Carol Saunders, left, worked at Plymouth’s The Herald for 25 years after previously working at the Express and Star in Wolverhampton, where she became the women’s editor at the age of 21.
She was the Herald’s longest-serving reporter when she retired four years ago, serving under six editors, and a farewell event was held at Plymouth Magistrates’ Court.
Tributes have been paid to Carol after she died at home from a pulmonary embolism.
He said: “She was really dedicated, really hardworking and a chain smoker. She was completely reliable. You could not ask for a safer pair of hands for a story.”
The Herald’s former head of content, Mike Bramhall, who worked with her on both papers, said: “She was the queen of the newsroom at the Express and Star and it was the same on The Herald.
“Carol used to dig out some great stories because of her ability to chat to people of all ages and backgrounds.
“She was a very kind, very generous, very bubbly person. She was very glamorous, a girl-about-town in her sports car when she was younger and like an auntie to all the younger people in the newsroom when she was older.”

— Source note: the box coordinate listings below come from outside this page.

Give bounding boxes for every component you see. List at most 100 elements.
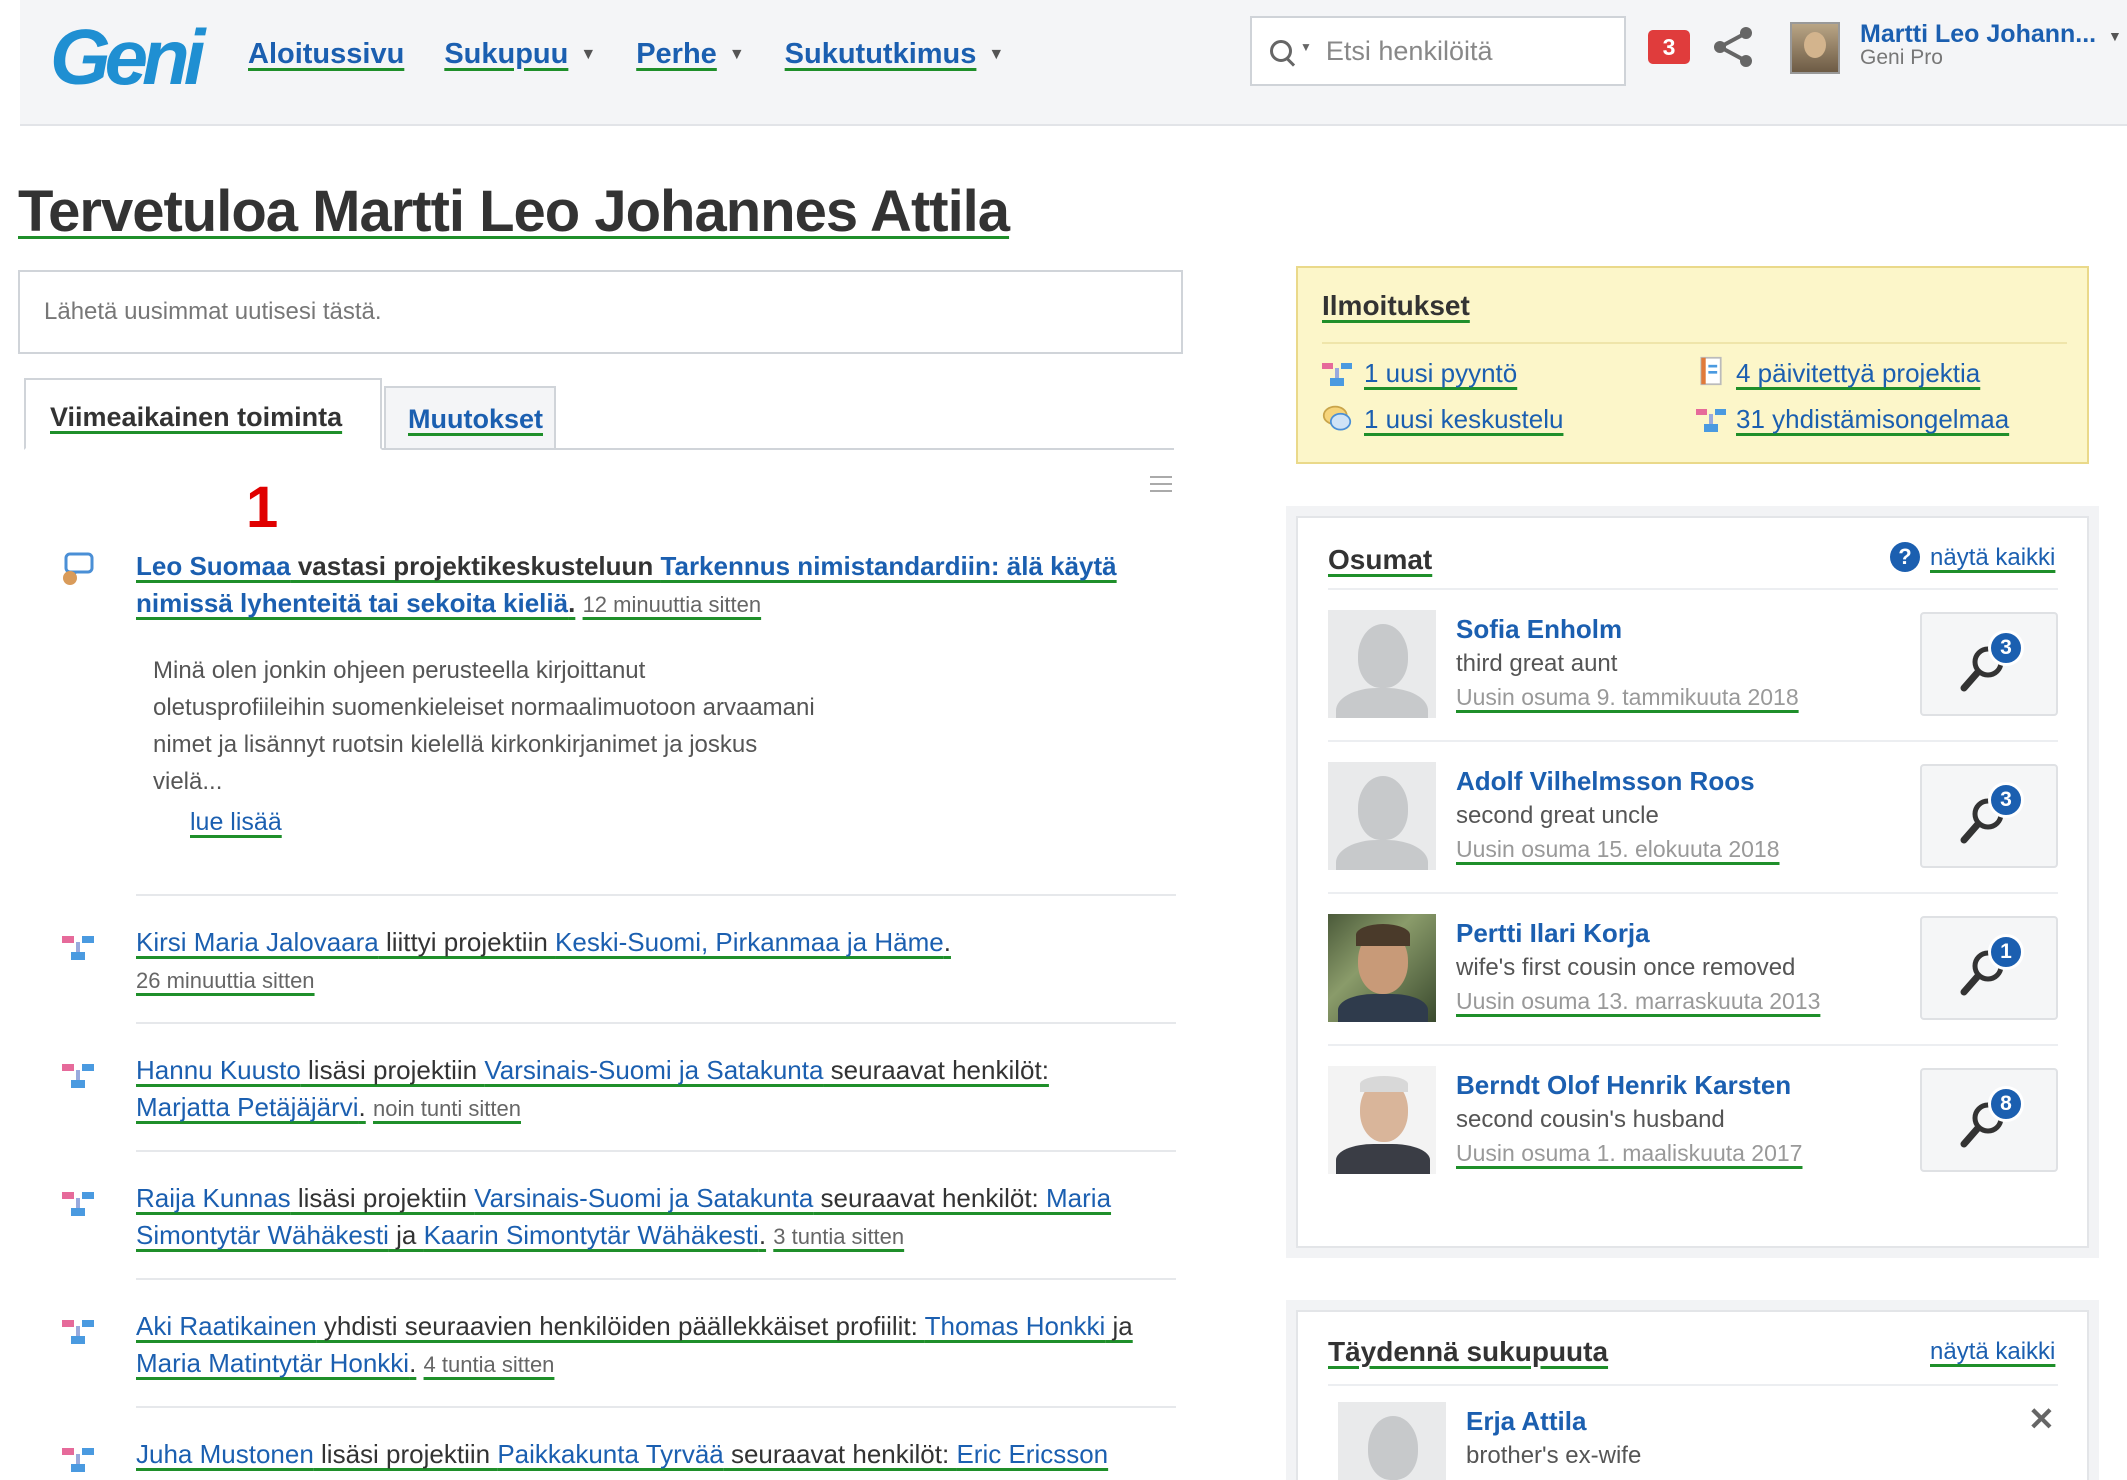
profile-silhouette[interactable] [1328,762,1436,870]
person-link[interactable]: Thomas Honkki [925,1311,1106,1341]
nav-family[interactable]: Perhe ▼ [636,38,744,71]
feed-item: Hannu Kuusto lisäsi projektiin Varsinais… [60,1052,1180,1132]
discussion-icon [63,552,94,585]
suggestion-relation: brother's ex-wife [1466,1442,1642,1469]
chat-bubble-icon [1322,405,1352,431]
tab-changes[interactable]: Muutokset [384,386,556,450]
notifications-title: Ilmoitukset [1322,290,1470,321]
profile-photo[interactable] [1328,914,1436,1022]
feed-divider [136,1150,1176,1152]
search-placeholder[interactable]: Etsi henkilöitä [1326,36,1493,67]
suggestion-name-link[interactable]: Erja Attila [1466,1406,1586,1437]
matches-card: Osumat ? näytä kaikki Sofia Enholm third… [1296,516,2089,1248]
notification-badge[interactable]: 3 [1648,30,1690,64]
discussion-excerpt: Minä olen jonkin ohjeen perusteella kirj… [153,657,815,795]
matches-title: Osumat [1328,544,1433,575]
timestamp: 12 minuuttia sitten [582,592,762,617]
match-count-badge: 3 [1988,782,2024,818]
project-tree-icon [62,1320,94,1344]
discussion-link[interactable]: nimissä lyhenteitä tai sekoita kieliä [136,588,568,618]
person-link[interactable]: Simontytär Wähäkesti [136,1220,389,1250]
updated-projects-link[interactable]: 4 päivitettyä projektia [1736,358,1980,389]
project-link[interactable]: Varsinais-Suomi ja Satakunta [484,1055,823,1085]
project-tree-icon [62,1064,94,1088]
person-link[interactable]: Eric Ericsson [956,1439,1108,1469]
match-date: Uusin osuma 1. maaliskuuta 2017 [1456,1140,1803,1166]
match-count-badge: 8 [1988,1086,2024,1122]
main-nav: Aloitussivu Sukupuu ▼ Perhe ▼ Sukututkimus… [248,38,1044,71]
user-name[interactable]: Martti Leo Johann... [1860,20,2096,49]
profile-silhouette[interactable] [1328,610,1436,718]
feed-text: Juha Mustonen lisäsi projektiin Paikkaku… [136,1439,1109,1469]
actor-link[interactable]: Leo Suomaa [136,551,291,581]
match-relation: third great aunt [1456,650,1618,677]
match-name-link[interactable]: Sofia Enholm [1456,614,1622,645]
feed-menu-icon[interactable] [1150,476,1172,492]
discussion-link[interactable]: Tarkennus nimistandardiin: älä käytä [661,551,1117,581]
tree-icon [1696,409,1726,432]
view-matches-button[interactable]: 3 [1920,612,2058,716]
search-input[interactable]: ▼ Etsi henkilöitä [1250,16,1626,86]
match-row: Adolf Vilhelmsson Roos second great uncl… [1328,740,2058,892]
feed-text: Raija Kunnas lisäsi projektiin Varsinais… [136,1183,1112,1250]
user-subscription: Geni Pro [1860,46,1943,69]
person-link[interactable]: Maria Matintytär Honkki [136,1348,409,1378]
view-matches-button[interactable]: 8 [1920,1068,2058,1172]
project-tree-icon [62,1448,94,1472]
match-name-link[interactable]: Pertti Ilari Korja [1456,918,1650,949]
new-request-link[interactable]: 1 uusi pyyntö [1364,358,1517,389]
show-all-matches-link[interactable]: näytä kaikki [1930,544,2055,572]
actor-link[interactable]: Raija Kunnas [136,1183,291,1213]
actor-link[interactable]: Aki Raatikainen [136,1311,317,1341]
match-date: Uusin osuma 13. marraskuuta 2013 [1456,988,1821,1014]
nav-genealogy[interactable]: Sukututkimus ▼ [785,38,1005,71]
match-relation: wife's first cousin once removed [1456,954,1796,981]
search-icon[interactable] [1270,40,1292,62]
view-matches-button[interactable]: 1 [1920,916,2058,1020]
feed-text: Hannu Kuusto lisäsi projektiin Varsinais… [136,1055,1049,1122]
timestamp: noin tunti sitten [373,1096,521,1121]
view-matches-button[interactable]: 3 [1920,764,2058,868]
nav-home[interactable]: Aloitussivu [248,38,404,71]
share-icon[interactable] [1710,24,1756,70]
chevron-down-icon[interactable]: ▼ [729,46,745,64]
geni-logo[interactable]: Geni [50,12,205,103]
match-name-link[interactable]: Berndt Olof Henrik Karsten [1456,1070,1791,1101]
profile-silhouette[interactable] [1338,1402,1446,1480]
actor-link[interactable]: Hannu Kuusto [136,1055,301,1085]
profile-photo[interactable] [1328,1066,1436,1174]
news-post-input[interactable]: Lähetä uusimmat uutisesi tästä. [18,270,1183,354]
search-options-caret-icon[interactable]: ▼ [1300,40,1312,54]
person-link[interactable]: Kaarin Simontytär Wähäkesti [424,1220,759,1250]
merge-issues-link[interactable]: 31 yhdistämisongelmaa [1736,404,2009,435]
actor-link[interactable]: Kirsi Maria Jalovaara [136,927,379,957]
feed-text: Leo Suomaa vastasi projektikeskusteluun … [136,551,1117,618]
show-all-suggestions-link[interactable]: näytä kaikki [1930,1338,2055,1366]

During Carol’s time at the Express and Star, she interviewed the Beatles and met the then Prime Minister Margaret Thatcher, while also sharing a jokey kiss with American singer Harry Belafonte while on a travel writing assignment in San Francisco.
While at The Herald, she teamed up with a fishmonger for a 1 April spoof where parts of a conger and a cuttlefish were stitched together and the creature put on display in Plymouth Market as a “squeel”, which was claimed to have been extinct for 2,500 years.
She also helped to make a fundraising appeal for the Plymouth and District Leukaemia Fund a success.
Carol leaves two daughters, Charlotte and Tara, and two grandsons.